Kernel Bug on Linux 4.1.31, possibly nilfs, not sure

[Date Prev][Date Next][Thread Prev][Thread Next][Date Index][Thread Index]

 



Hi, I've started getting "kernel bug" messages on a few systems. At first I wasn't sure if it was related to faulty hardware or not. The kernel stack traces do not always mention nilfs, but they roughly relate to the times when we make nilfs snapshots of our system (rsync from ext4 into nilfs).
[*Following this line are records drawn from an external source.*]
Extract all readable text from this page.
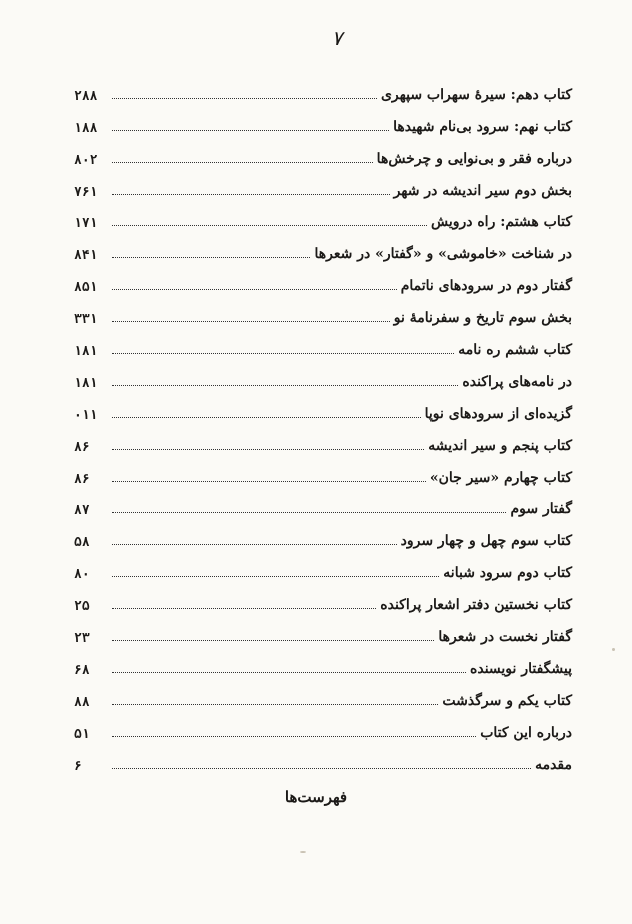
۷
۲۸۸	کتاب دهم: سیرهٔ سهراب سپهری
۱۸۸	کتاب نهم: سرود بی‌نام شهید‌ها
۸۰۲	درباره فقر و بی‌نوایی و چرخش‌ها
۷۶۱	بخش دوم سیر اندیشه در شهر
۱۷۱	کتاب هشتم: راه درویش
۸۴۱	در شناخت «خاموشی» و «گفتار» در شعرها
۸۵۱	گفتار دوم در سرودهای ناتمام
۳۳۱	بخش سوم تاریخ و سفرنامهٔ نو
۱۸۱	کتاب ششم ره نامه
۱۸۱	در نامه‌های پراکنده
۰۱۱	گزیده‌ای از سرودهای نوپا
۸۶	کتاب پنجم و سیر اندیشه
۸۶	کتاب چهارم «سیر جان»
۸۷	گفتار سوم
۵۸	کتاب سوم چهل و چهار سرود
۸۰	کتاب دوم سرود شبانه
۲۵	کتاب نخستین دفتر اشعار پراکنده
۲۳	گفتار نخست در شعرها
۶۸	پیشگفتار نویسنده
۸۸	کتاب یکم و سرگذشت
۵۱	درباره این کتاب
۶	مقدمه
فهرست‌ها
We use the same kernel image on several dozen systems, and aside from one server, there have only been two crashes like this in the past two months. (that "one server" though has crashed about four or five times, which is why I suspected hardware at first)

However I just had one happen on a Linode, which is pretty reliable hardware, so I figured I'd post and see what people think. The end of the kernel log is attached.

I'm worried that something is corrupting kernel memory, and then causing crashes in un-related parts of the kernel. I'm really not sure how to narrow it down other than turning off the nilfs snapshots and see if it continues to happen, though then i have to come up with another backup solution in the mean time.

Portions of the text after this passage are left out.